Salı 21 Ekim 2025 - 00:45
Medyanın Günümüz İzleyicileri Üzerindeki Etkileri

Havza / Medya kuruluşları, kamuoyunu etkilemek için çeşitli yöntemlerden yararlanmaktadır ve günümüz izleyicilerinin bu yöntem ve teknikleri tanıması son derece gerekli görülmektedir.

Havza Haber Ajansı’nın bildirdiğine göre hepimiz uzun saatler boyunca çeşitli medya mesajlarına maruz kalıyor ve bu kanallar aracılığıyla sürekli yeni bilgiler alıyoruz. Bu bilgilerin çeşitliliği ve çokluğu hem önemli hem de dikkat çekicidir. Ancak çoğu zaman uzmanların ifadesiyle, medyanın izleyici üzerindeki etkisi tamamen bilinçdışı bir biçimde gerçekleşmektedir. Bu nedenle bu etkinin düzeyi ve biçiminin analiz edilmesi büyük önem taşımaktadır.

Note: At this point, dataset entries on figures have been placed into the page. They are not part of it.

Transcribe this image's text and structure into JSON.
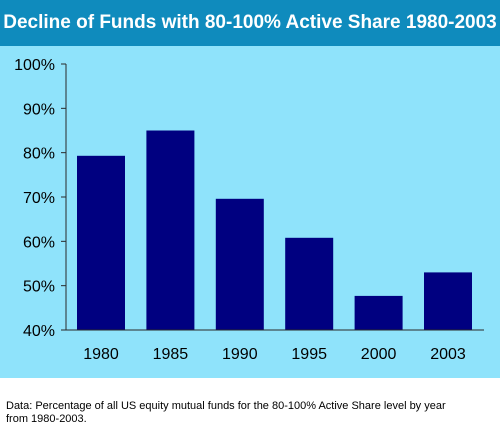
{
  "title": "Decline of Funds with 80-100% Active Share 1980-2003",
  "note": "Data:  Percentage of all US equity mutual funds for the 80-100% Active Share level by year\nfrom 1980-2003.",
  "colors": {
    "title_bg": "#0f8bbd",
    "title_text": "#ffffff",
    "plot_bg": "#8fe3fb",
    "bar": "#000080",
    "axis": "#2a2a2a"
  },
  "chart_data": {
    "type": "bar",
    "title": "Decline of Funds with 80-100% Active Share 1980-2003",
    "categories": [
      "1980",
      "1985",
      "1990",
      "1995",
      "2000",
      "2003"
    ],
    "values": [
      79.3,
      85,
      69.6,
      60.8,
      47.7,
      53
    ],
    "ylim": [
      40,
      100
    ],
    "yticks": [
      "40%",
      "50%",
      "60%",
      "70%",
      "80%",
      "90%",
      "100%"
    ],
    "ytick_values": [
      40,
      50,
      60,
      70,
      80,
      90,
      100
    ],
    "grid": false,
    "legend": "none",
    "xlabel": "",
    "ylabel": ""
  }
}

Günümüz medyasının taktiği: İzleyicinin duygularını harekete geçirmek

Medya okuryazarlığı eğitmeni ve araştırmacısı Dr. Masume Nasiri’ye göre, izleyicinin duygularını harekete geçirmek medyanın en temel etki mekanizmalarından biridir. Nasiri, bu konunun önemini şöyle açıklıyor: “Duygular, mantıklı düşünme sürecini kısaltır ve bireyin daha hızlı tepki vermesine veya karar almasına yol açar.”

Dr. Masume Nasiri’ye göre medya, kasıtlı olarak duygusal yükü yüksek haber ve konuları seçmektedir. Olaylar, krizler, şiddet, aşk, başarı, acı, merhamet, korku vb. konuların yanı sıra ‘Şehrin kalbinde sarsıcı bir felaket’ veya ‘Mali ya da ahlaki yolsuzluğun ifşası’ gibi heyecan yüklü başlıklar kullanılarak izleyicinin ilgisi hızla çekilmekte ve psikolojik olarak daha fazla etkileşime girmesi sağlanmaktadır.

Kutuplaştırma ve toplumsal duyguların kışkırtılması

Nasiri, medyanın kullandığı en güçlü duygusal manipülasyon araçlarından birinin toplumu biz ve onlar, iyi ve kötü, kahraman ve düşman, ıslah edici ve savaşçı gibi zıt gruplara ayırmak olduğunu belirtiyor. Bu yöntem, toplumsal tehdit veya gurur hissi yaratarak grup duygularını harekete geçirmeyi ve bireylerin medya ile duygusal bağını güçlendirmeyi amaçlıyor.

Nasiri ayrıca şu uyarıda bulunuyor: “Dijital platformlar genellikle güçlü duygusal tepkiler (beğeni, öfke, şaşkınlık vb.) doğuran içerikleri daha fazla gösterir. Böylece izleyici ‘aşırı duygusallık döngüsüne’ girer ve düşünme fırsatı azalır.”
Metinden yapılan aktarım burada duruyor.